“Hello, my name is ...” I fill out my nametag and find a seat and in expected support-group fashion, we round the room and introduce ourselves. Number of children, ages, and for diversity’s sake, genders. “Hi, I’m Rachel and I have three, age nine, five, two. Boy, girl, boy.” Without a pause, the next woman says, “Cynthia, three kids, seven, four-and-a-half, two.” She pats her belly. “And this one due in the spring. Girl, girl, girl, and we don’t know yet.”
I had to think. Hard. “Uh, hi. I’m a little slow on Mondays. Um. I have one, almost five and one almost three and one sixteen months.” I didn’t follow standard form, but that’s not why everyone looked at me expectantly. “Oh! Boy, boy, girl.”
At some point in the evening, the Topic came up, a question asked by another visitor to the group. “Do any of you work, besides homeschooling?”
Without volition, my hand snaked up.
An immediate gulf grew. I wasn’t the only one who worked—but I was the only one who worked and didn’t need to. I don’t need the income, and Lord knows I’m not well-paid (even curriculum-writing gigs average little more than minimum wage). And it didn’t matter that I do my work from home, while the babies sleep and the oldest goes insane with boredom. Someone asked, “What do you do?” The gulf grew to a chasm.

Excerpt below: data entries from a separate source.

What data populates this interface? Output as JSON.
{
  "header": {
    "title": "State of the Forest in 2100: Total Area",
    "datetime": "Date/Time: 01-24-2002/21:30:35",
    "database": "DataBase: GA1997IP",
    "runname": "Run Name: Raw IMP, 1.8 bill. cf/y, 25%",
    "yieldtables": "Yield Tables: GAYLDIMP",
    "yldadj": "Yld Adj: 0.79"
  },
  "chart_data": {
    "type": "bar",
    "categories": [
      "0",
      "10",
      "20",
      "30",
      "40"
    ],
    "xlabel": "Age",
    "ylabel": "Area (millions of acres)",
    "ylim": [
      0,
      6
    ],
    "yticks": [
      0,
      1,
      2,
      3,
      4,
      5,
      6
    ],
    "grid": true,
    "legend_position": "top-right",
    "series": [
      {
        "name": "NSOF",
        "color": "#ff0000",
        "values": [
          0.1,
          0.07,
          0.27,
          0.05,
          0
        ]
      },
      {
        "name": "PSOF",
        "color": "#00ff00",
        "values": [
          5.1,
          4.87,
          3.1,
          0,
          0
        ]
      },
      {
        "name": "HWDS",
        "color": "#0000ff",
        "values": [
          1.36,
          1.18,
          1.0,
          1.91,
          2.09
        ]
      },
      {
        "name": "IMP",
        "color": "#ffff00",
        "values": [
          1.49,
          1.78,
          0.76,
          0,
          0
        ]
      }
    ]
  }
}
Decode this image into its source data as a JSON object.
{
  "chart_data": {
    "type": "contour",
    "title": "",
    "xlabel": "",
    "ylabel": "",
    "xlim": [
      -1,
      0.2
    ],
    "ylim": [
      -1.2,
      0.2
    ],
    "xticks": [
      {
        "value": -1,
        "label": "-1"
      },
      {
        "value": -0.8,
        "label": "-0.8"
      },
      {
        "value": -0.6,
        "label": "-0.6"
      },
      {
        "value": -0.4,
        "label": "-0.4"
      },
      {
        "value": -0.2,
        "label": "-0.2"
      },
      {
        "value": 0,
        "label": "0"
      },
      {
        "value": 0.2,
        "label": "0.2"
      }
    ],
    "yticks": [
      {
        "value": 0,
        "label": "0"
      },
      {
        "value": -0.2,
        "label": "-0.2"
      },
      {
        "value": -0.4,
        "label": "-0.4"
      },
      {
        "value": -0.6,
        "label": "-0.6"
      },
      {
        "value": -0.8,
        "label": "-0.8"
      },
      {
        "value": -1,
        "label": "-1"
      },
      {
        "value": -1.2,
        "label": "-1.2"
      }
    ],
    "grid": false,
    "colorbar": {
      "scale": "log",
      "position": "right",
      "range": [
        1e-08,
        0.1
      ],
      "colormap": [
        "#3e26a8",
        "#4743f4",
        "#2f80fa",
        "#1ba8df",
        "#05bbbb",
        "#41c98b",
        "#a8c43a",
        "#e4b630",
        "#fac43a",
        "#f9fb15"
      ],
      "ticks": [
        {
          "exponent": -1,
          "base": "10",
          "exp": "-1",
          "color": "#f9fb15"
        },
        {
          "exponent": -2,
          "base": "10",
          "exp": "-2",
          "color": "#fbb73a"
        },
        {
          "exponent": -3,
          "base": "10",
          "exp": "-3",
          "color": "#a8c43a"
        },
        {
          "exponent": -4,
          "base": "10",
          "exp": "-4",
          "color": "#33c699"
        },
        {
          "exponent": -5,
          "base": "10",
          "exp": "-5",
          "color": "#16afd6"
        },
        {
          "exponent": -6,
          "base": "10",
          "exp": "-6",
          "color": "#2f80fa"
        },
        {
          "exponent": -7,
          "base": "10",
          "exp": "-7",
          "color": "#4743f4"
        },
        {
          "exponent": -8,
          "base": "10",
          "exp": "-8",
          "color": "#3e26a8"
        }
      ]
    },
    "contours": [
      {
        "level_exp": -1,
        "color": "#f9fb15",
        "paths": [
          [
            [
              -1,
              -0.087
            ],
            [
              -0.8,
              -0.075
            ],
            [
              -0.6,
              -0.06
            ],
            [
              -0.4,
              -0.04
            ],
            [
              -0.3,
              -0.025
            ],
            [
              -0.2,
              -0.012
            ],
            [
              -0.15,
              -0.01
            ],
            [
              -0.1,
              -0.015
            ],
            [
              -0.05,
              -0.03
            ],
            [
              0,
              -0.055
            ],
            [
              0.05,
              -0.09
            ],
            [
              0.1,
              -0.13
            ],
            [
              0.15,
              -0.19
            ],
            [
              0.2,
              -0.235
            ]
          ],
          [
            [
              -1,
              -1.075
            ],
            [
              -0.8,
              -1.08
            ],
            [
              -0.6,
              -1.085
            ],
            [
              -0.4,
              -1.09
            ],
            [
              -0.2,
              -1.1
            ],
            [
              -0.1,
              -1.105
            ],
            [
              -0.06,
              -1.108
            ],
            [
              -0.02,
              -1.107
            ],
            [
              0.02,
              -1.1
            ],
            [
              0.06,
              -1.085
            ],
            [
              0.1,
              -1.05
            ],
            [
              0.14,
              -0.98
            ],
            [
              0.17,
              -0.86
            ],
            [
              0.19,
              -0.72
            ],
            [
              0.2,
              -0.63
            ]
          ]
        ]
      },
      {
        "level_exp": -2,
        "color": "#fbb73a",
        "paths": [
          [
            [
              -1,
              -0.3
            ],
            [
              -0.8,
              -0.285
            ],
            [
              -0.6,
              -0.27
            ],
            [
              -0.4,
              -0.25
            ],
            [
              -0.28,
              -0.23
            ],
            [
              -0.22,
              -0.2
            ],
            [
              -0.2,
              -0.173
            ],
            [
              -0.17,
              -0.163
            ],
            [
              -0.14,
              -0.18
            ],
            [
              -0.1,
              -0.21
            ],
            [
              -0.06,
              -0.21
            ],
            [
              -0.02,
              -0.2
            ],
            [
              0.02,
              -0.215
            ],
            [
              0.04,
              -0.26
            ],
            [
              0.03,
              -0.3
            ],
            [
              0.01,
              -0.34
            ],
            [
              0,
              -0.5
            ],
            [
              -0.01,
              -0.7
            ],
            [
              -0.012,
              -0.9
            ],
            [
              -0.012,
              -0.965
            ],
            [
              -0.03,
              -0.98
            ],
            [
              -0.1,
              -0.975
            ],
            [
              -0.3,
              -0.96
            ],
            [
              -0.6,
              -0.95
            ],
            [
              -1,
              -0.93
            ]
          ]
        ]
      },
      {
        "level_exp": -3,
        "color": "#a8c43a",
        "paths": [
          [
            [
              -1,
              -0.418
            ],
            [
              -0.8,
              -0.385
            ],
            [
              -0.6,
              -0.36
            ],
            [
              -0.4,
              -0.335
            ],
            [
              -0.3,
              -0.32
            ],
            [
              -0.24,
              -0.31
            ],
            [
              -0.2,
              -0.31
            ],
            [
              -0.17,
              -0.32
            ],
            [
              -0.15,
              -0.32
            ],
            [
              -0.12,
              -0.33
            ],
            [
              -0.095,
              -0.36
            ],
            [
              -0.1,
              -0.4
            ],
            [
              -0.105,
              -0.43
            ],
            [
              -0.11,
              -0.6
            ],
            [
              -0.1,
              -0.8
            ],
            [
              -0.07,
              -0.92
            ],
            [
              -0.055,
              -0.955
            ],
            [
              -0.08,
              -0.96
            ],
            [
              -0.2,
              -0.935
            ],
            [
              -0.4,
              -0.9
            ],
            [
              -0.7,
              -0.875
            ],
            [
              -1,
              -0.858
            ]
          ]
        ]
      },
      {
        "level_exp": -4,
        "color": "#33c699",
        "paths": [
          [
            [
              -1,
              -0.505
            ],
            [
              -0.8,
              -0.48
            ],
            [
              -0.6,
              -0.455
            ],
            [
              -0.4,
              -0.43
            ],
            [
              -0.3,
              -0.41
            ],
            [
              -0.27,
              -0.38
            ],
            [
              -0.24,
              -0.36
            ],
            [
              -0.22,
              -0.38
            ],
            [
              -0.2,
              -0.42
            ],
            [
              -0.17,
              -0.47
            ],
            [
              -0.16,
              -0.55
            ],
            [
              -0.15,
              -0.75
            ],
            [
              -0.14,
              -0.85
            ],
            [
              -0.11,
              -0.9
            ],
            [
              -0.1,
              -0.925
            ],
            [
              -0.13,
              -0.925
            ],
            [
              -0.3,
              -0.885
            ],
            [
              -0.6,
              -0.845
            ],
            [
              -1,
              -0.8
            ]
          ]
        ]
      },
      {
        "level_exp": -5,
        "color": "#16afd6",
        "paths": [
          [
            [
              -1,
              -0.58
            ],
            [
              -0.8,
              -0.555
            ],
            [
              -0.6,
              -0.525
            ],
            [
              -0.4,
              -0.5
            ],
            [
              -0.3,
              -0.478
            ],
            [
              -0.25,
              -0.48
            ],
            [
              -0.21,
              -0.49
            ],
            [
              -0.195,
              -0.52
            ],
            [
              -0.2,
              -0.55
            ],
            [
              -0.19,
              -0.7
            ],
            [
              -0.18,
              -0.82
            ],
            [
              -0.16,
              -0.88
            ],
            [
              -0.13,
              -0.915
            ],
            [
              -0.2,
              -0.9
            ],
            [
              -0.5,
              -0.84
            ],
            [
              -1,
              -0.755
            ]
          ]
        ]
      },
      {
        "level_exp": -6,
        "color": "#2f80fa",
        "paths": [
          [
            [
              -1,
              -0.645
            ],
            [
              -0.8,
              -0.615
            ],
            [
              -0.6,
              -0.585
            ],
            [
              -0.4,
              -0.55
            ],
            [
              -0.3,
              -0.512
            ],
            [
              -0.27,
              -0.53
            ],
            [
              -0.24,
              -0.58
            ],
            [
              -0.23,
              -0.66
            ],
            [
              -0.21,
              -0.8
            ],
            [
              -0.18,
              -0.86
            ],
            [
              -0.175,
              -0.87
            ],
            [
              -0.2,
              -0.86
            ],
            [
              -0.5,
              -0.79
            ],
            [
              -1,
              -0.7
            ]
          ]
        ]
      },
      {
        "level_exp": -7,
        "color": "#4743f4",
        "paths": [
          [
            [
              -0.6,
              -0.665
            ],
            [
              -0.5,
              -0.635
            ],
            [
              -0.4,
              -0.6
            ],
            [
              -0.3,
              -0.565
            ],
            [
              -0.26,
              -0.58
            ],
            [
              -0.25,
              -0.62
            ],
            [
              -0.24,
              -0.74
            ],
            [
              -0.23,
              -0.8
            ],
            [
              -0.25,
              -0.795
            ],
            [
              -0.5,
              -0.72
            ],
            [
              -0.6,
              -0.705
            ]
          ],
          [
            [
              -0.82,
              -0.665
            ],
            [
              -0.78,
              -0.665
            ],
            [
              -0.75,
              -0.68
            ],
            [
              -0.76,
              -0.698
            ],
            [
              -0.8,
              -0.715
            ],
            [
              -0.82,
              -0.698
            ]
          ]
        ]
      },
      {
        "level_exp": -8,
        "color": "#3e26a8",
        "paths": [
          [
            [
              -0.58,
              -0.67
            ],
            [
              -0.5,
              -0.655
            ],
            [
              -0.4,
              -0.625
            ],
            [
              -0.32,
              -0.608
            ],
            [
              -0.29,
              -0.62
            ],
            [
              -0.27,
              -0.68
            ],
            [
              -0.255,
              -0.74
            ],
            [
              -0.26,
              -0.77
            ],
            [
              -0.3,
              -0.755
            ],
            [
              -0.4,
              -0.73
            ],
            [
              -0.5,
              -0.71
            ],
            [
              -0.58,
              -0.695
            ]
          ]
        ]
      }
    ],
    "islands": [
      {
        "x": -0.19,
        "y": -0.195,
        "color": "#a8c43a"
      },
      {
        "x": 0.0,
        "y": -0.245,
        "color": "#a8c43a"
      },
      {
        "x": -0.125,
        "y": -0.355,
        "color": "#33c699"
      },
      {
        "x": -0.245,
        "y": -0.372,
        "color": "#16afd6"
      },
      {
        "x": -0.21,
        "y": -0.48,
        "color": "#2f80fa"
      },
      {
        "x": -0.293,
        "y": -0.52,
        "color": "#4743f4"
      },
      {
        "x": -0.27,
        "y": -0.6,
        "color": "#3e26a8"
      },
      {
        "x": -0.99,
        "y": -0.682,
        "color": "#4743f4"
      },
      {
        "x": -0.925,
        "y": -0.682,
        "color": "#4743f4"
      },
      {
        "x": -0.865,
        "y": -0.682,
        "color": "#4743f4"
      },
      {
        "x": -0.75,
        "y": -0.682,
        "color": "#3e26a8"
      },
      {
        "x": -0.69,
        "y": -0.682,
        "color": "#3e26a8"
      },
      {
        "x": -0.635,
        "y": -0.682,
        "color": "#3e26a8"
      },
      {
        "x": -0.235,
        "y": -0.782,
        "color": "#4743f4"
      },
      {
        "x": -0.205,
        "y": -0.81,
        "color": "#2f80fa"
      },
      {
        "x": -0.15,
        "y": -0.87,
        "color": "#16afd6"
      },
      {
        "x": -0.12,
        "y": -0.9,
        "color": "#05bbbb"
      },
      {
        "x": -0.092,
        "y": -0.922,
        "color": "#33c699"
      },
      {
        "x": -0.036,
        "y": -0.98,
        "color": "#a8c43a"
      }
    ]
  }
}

My creative energy goes to something other than my children and family. Some days, I have very little energy for my family at all. I forgot Halloween, I have no Thanksgiving decorations or creative holiday rituals. My family is lucky I ordered a fresh turkey or I really would be thawing it in the bathtub (per Shannon’s suggestion). My passion isolates me, yet I have a dual passion and am faced with isolation on another side.
Tonight I will sit in the parent’s waiting area while my son has his fencing class, my tailored wool coat slung over my chair. A professional coat. “Where do you work?” one of the other mothers will ask. I’ll mumble, “From home.” I won’t want to explain here, to these people, the trials of publication, how I’ve seen a few essays bring in money, and the curriculum. But other than that, it’s an act of faith.
“She also homeschools,” another mom will whisper. Another chasm forms. I’m on a butte, a sea stack (see, we do study geography! We do!), alone, with desert sands or vicious waters swirling far below.
The first woman will smile wider than she needs to; she'll glance at the coat and nod her sympathy. It must be part of my old life, she will decide, and she will say, “Oh. Good for you! I could never do that!” I will translate in my head: “I’d never want to do that.” And the conversation will turn back to talk of day care centers, Kindergarten teachers. I will return to my book. No one here will notice what book it is. The chasm is too wide for them to see me now.
At this very moment I’m balancing a spiral notebook and pen with a bowl of oatmeal and spoon. I scribble my chicken-shorthand, pause to spoon a bite of goo into the baby’s mouth. Two very different tasks, both deserving of my full attention and neither receiving what they deserve. In the middle, is me.